Тем не менее она не жалеет о случившемся. И никогда не пожалеет!
Март 1942, Джеррахпаша
На следующий день Земля продолжала вращаться. Лекции, преподаватели, друзья, мрачные новости в газетах и яркое солнце, подставившее лицо мартовскому ветру, – все было такое же, как и вчера, и позавчера. Даже голос ее матери и ее собственный звучали по телефону как обычно.
Фрида много раз думала, как она поглядит в лицо своим близким после того, что случилось. Что ж, все еще впереди, но, по крайней мере, по телефону она может говорить с матерью спокойно. Ее поразило, как легко ей было скрыть правду, при этом не лгав. Да, у нее был очень хороший день. Она позанималась, пообедала с друзьями в кондитерской, погуляла с ними, и они зашли к одному из них домой, где и просидели до вечера. Она всего лишь заменила единственное число на множественное. И мать ничего не спросила больше.
Как только Фрида повесила трубку, телефон снова зазвонил. Это был Исмаил. Он не изменился, не отвернулся, не начал ее презирать – он все еще хотел с ней встречаться!
На следующий день он позвонил Фриде, чтобы пригласить его на концерт Мюзейен Серан в госпитале Джеррахпаша. Будет что-то вроде «вечера моральной терапии для не очень тяжелых пациентов».
Как-то раз они слушали вместе Шестую симфонию Чайковского в Народном доме района Эминёню. «Когда у меня появятся деньги, чтобы купить себе граммофон и пластинку, я первым делом куплю эту пьесу», – сказал Исмаил после концерта.
Фрида любила и классическую, и турецкую музыку, но этот жанр был ей незнаком. Однако после воскресенья ей нужно было встретиться с Исмаилом в другой обстановке. Она согласилась.
Она не могла поверить своим глазам, когда вошла в анатомический театр больницы Джеррахпаша. Амфитеатр постепенно заполнялся пациентами, которые смогли встать с коек, врачами, администраторами, медсестрами. Подиум, на котором обычно все было заставлено подставками с пробирками для опытов, баллонами с воздухом, бутылями спирта, инструментами и реактивами, был расчищен, и на нем стояли музыканты.

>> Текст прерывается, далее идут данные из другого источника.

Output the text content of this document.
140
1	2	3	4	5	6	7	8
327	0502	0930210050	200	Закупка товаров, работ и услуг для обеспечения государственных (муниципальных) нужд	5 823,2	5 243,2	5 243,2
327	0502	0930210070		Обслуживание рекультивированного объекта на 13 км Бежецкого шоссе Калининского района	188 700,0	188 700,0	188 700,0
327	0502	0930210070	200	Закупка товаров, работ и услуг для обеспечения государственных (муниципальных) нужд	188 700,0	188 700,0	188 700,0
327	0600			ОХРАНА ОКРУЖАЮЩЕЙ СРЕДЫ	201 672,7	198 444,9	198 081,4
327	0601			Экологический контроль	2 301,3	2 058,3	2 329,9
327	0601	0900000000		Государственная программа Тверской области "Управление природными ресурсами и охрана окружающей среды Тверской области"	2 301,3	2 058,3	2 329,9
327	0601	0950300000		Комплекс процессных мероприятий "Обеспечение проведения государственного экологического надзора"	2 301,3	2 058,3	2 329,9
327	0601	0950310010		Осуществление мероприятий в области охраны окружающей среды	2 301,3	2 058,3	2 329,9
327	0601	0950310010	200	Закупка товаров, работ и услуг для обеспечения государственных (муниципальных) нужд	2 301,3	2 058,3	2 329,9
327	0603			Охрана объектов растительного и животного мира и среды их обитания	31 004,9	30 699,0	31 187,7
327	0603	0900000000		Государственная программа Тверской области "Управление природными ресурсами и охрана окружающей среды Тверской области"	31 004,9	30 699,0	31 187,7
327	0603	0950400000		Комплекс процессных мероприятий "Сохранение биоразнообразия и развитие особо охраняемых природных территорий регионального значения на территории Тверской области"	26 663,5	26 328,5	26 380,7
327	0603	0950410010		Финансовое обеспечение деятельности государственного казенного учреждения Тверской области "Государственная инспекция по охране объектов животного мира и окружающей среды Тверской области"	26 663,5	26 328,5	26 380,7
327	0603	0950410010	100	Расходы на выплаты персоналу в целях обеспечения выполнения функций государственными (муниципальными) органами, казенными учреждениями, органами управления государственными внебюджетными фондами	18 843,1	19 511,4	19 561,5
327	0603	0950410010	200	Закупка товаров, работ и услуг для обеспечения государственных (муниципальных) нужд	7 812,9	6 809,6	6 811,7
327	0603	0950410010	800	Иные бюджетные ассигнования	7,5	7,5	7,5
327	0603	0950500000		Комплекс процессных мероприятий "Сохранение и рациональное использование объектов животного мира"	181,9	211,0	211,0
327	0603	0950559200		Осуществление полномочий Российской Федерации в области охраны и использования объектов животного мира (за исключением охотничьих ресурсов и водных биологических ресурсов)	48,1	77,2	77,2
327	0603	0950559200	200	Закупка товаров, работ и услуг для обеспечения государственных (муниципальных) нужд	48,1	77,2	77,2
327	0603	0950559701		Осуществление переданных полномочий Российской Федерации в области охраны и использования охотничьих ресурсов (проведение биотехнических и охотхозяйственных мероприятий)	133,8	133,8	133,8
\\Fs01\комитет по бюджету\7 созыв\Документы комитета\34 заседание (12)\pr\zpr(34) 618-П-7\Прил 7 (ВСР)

– По обе стороны от Мюзейен-ханым – это все известные исполнители: Селахаттин Пынар, Неджати Токьяй, Уди Кадри… – перечислял Исмаил на ухо Фриде с восхищением.
Эти имена ни о чем ей не говорили, но она кивала, стараясь казаться заинтересованной. Они сели.
Без тебя мои глаза и сердце плачут.
Если я не вижу тебя хотя бы миг, я плачу.